L’art. 32, comma 1, n. 2, secondo periodo, D.P.R. n. 600 del 1973 al vaglio di legittimità della Corte Costituzionale
La questione affrontata dai giudici reatini e decisa dalla sentenza in commento è, oggi, altresì, al vaglio della Consulta.
La Commissione Tributaria del Lazio, infatti, chiamata a decidere identica situazione a quella in commento, con l’ordinanza n. 27/29/2013 (depositata lo scorso 10 giugno), ha sollevato la questione di legittimità costituzionaledell’articolo 32, comma 1, n. 2, secondo periodo, del D.P.R. 600/1973, così come modificato dalla L. 311/2004 (Finanziaria 2005) laddove al termine “ricavi” è stato aggiunto il riferimento ai “compensi”.
Secondo i giudici laziali, mentre la precedente formulazione della norma faceva riferimento ai soli “ricavi”, relativi esclusivamente ai redditi d’impresa, la nuova enunciazione – in vigore dal 1° gennaio 2005 – fa riferimento ai “compensi”, ed estende sostanzialmente la rettifica dei redditi ai prelevamenti su conti correnti dei lavoratori autonomi.

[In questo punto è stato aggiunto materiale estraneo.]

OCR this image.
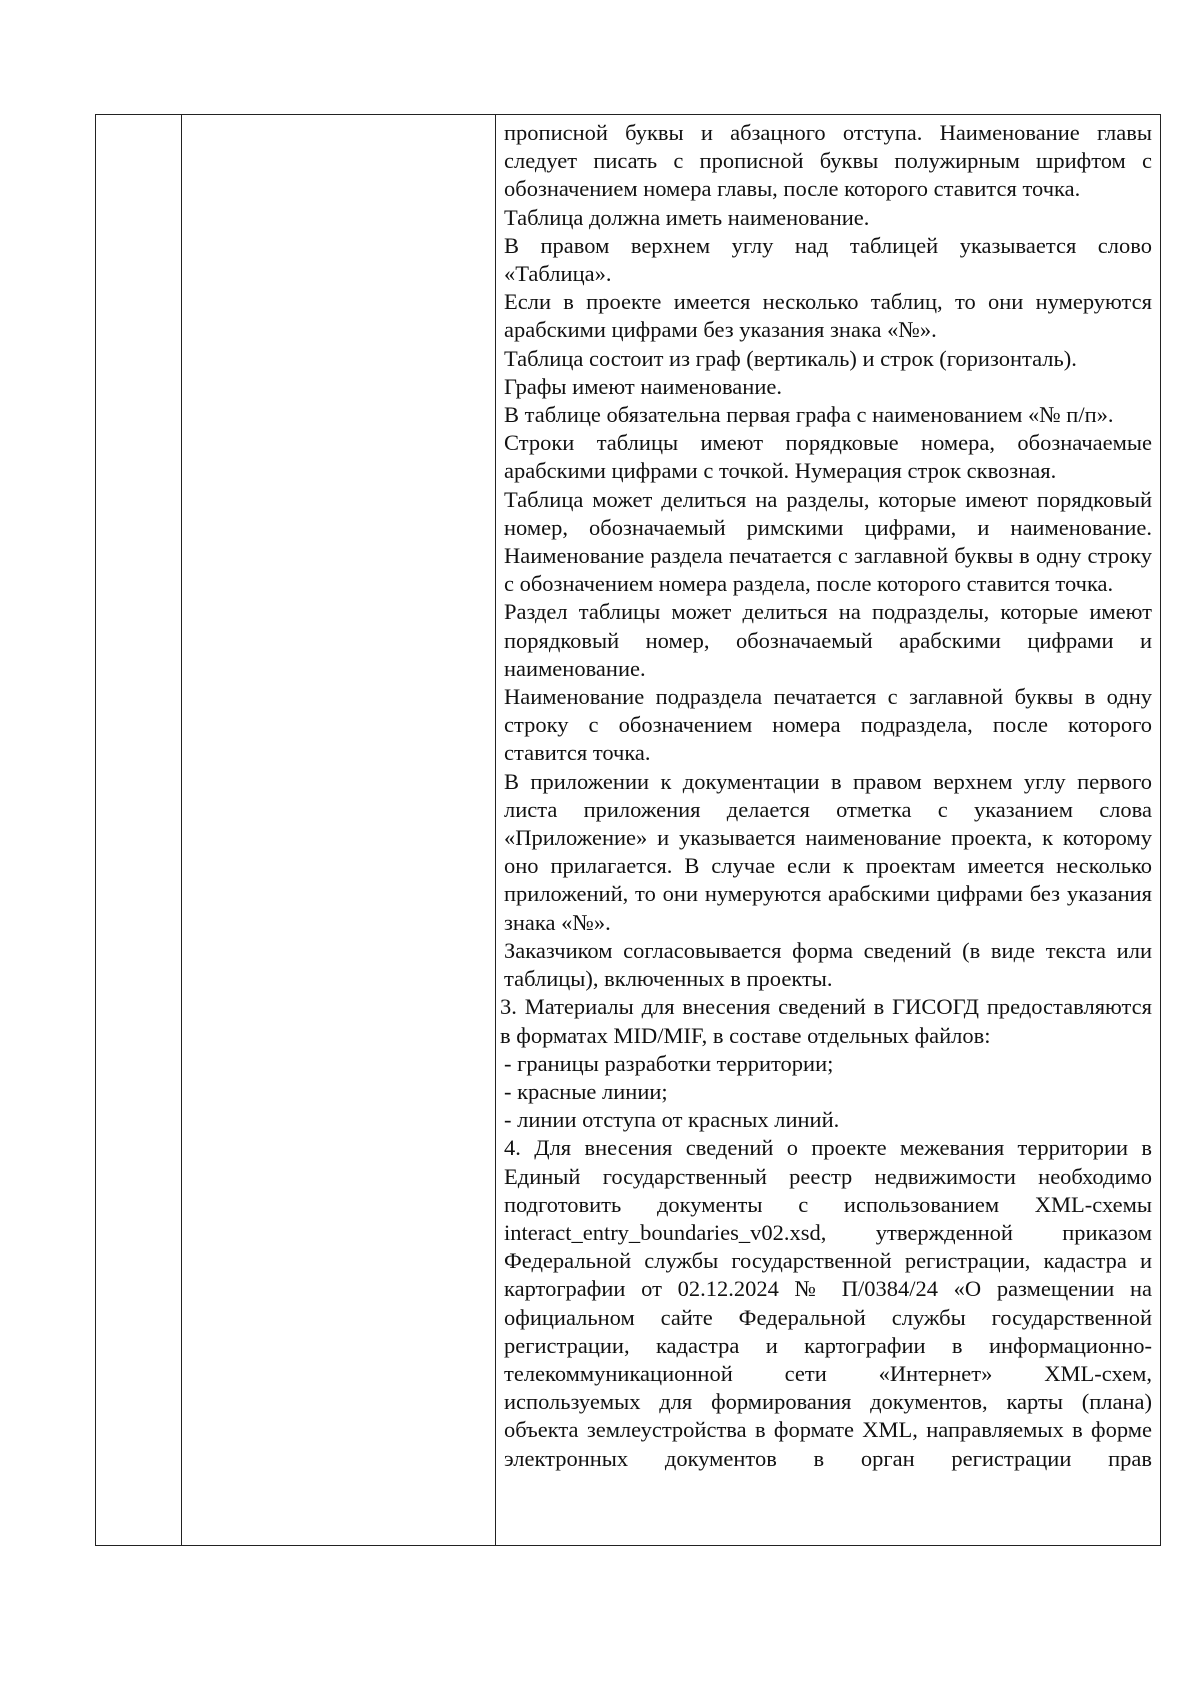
прописной буквы и абзацного отступа. Наименование главы следует писать с прописной буквы полужирным шрифтом с обозначением номера главы, после которого ставится точка.

Таблица должна иметь наименование.

В правом верхнем углу над таблицей указывается слово «Таблица».

Если в проекте имеется несколько таблиц, то они нумеруются арабскими цифрами без указания знака «№».

Таблица состоит из граф (вертикаль) и строк (горизонталь).

Графы имеют наименование.

В таблице обязательна первая графа с наименованием «№ п/п».

Строки таблицы имеют порядковые номера, обозначаемые арабскими цифрами с точкой. Нумерация строк сквозная.

Таблица может делиться на разделы, которые имеют порядковый номер, обозначаемый римскими цифрами, и наименование. Наименование раздела печатается с заглавной буквы в одну строку с обозначением номера раздела, после которого ставится точка.

Раздел таблицы может делиться на подразделы, которые имеют порядковый номер, обозначаемый арабскими цифрами и наименование.

Наименование подраздела печатается с заглавной буквы в одну строку с обозначением номера подраздела, после которого ставится точка.

В приложении к документации в правом верхнем углу первого листа приложения делается отметка с указанием слова «Приложение» и указывается наименование проекта, к которому оно прилагается. В случае если к проектам имеется несколько приложений, то они нумеруются арабскими цифрами без указания знака «№».

Заказчиком согласовывается форма сведений (в виде текста или таблицы), включенных в проекты.

3. Материалы для внесения сведений в ГИСОГД предоставляются в форматах MID/MIF, в составе отдельных файлов:

- границы разработки территории;

- красные линии;

- линии отступа от красных линий.

4. Для внесения сведений о проекте межевания территории в Единый государственный реестр недвижимости необходимо подготовить документы с использованием XML-схемы interact_entry_boundaries_v02.xsd, утвержденной приказом Федеральной службы государственной регистрации, кадастра и картографии от 02.12.2024 № П/0384/24 «О размещении на официальном сайте Федеральной службы государственной регистрации, кадастра и картографии в информационно-телекоммуникационной сети «Интернет» XML-схем, используемых для формирования документов, карты (плана) объекта землеустройства в формате XML, направляемых в форме электронных документов в орган регистрации прав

Secondo i giudici laziali solo il reddito d’impresa è caratterizzato dalla correlazione costi – ricavi. L’attività dei professionisti, invece, sarebbe completamente sganciata dal principio “bilancistico”, e, pertanto non potrebbe operare, nel caso di reddito da lavoro autonomo, la doppia correlazione prelevamento = costo e costo = ricavo, che rappresenta il fondamento della presunzione accertativa della citata normativa.

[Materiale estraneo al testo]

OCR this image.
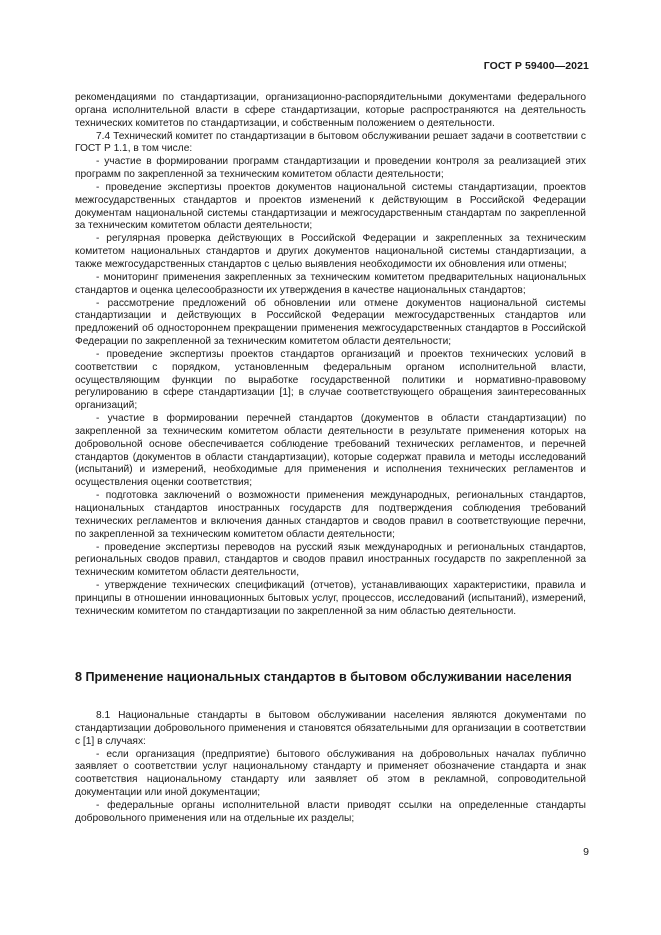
ГОСТ Р 59400—2021

рекомендациями по стандартизации, организационно-распорядительными документами федерального органа исполнительной власти в сфере стандартизации, которые распространяются на деятельность технических комитетов по стандартизации, и собственным положением о деятельности.

7.4 Технический комитет по стандартизации в бытовом обслуживании решает задачи в соответствии с ГОСТ Р 1.1, в том числе:

- участие в формировании программ стандартизации и проведении контроля за реализацией этих программ по закрепленной за техническим комитетом области деятельности;

- проведение экспертизы проектов документов национальной системы стандартизации, проектов межгосударственных стандартов и проектов изменений к действующим в Российской Федерации документам национальной системы стандартизации и межгосударственным стандартам по закрепленной за техническим комитетом области деятельности;

- регулярная проверка действующих в Российской Федерации и закрепленных за техническим комитетом национальных стандартов и других документов национальной системы стандартизации, а также межгосударственных стандартов с целью выявления необходимости их обновления или отмены;

- мониторинг применения закрепленных за техническим комитетом предварительных национальных стандартов и оценка целесообразности их утверждения в качестве национальных стандартов;

- рассмотрение предложений об обновлении или отмене документов национальной системы стандартизации и действующих в Российской Федерации межгосударственных стандартов или предложений об одностороннем прекращении применения межгосударственных стандартов в Российской Федерации по закрепленной за техническим комитетом области деятельности;

- проведение экспертизы проектов стандартов организаций и проектов технических условий в соответствии с порядком, установленным федеральным органом исполнительной власти, осуществляющим функции по выработке государственной политики и нормативно-правовому регулированию в сфере стандартизации [1]; в случае соответствующего обращения заинтересованных организаций;

- участие в формировании перечней стандартов (документов в области стандартизации) по закрепленной за техническим комитетом области деятельности в результате применения которых на добровольной основе обеспечивается соблюдение требований технических регламентов, и перечней стандартов (документов в области стандартизации), которые содержат правила и методы исследований (испытаний) и измерений, необходимые для применения и исполнения технических регламентов и осуществления оценки соответствия;

- подготовка заключений о возможности применения международных, региональных стандартов, национальных стандартов иностранных государств для подтверждения соблюдения требований технических регламентов и включения данных стандартов и сводов правил в соответствующие перечни, по закрепленной за техническим комитетом области деятельности;

- проведение экспертизы переводов на русский язык международных и региональных стандартов, региональных сводов правил, стандартов и сводов правил иностранных государств по закрепленной за техническим комитетом области деятельности,

- утверждение технических спецификаций (отчетов), устанавливающих характеристики, правила и принципы в отношении инновационных бытовых услуг, процессов, исследований (испытаний), измерений, техническим комитетом по стандартизации по закрепленной за ним областью деятельности.

8 Применение национальных стандартов в бытовом обслуживании населения

8.1 Национальные стандарты в бытовом обслуживании населения являются документами по стандартизации добровольного применения и становятся обязательными для организации в соответствии с [1] в случаях:

- если организация (предприятие) бытового обслуживания на добровольных началах публично заявляет о соответствии услуг национальному стандарту и применяет обозначение стандарта и знак соответствия национальному стандарту или заявляет об этом в рекламной, сопроводительной документации или иной документации;

- федеральные органы исполнительной власти приводят ссылки на определенные стандарты добровольного применения или на отдельные их разделы;

9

È infatti incontestabile che il professionista sostenga dei costi che concorrono alla formazione del reddito di lavoro autonomo, senza, però, che agli stessi seguano compensi, tantomeno in pari misura. Per i lavoratori autonomi, quindi, i costi non sono strettamente correlati alla produzione di compensi, come avviene invece nella produzione del reddito d’impresa, e pertanto, i prelevamenti dal conto corrente identificano un elemento di capacità contributiva estraneo alla tipologia del reddito in esame.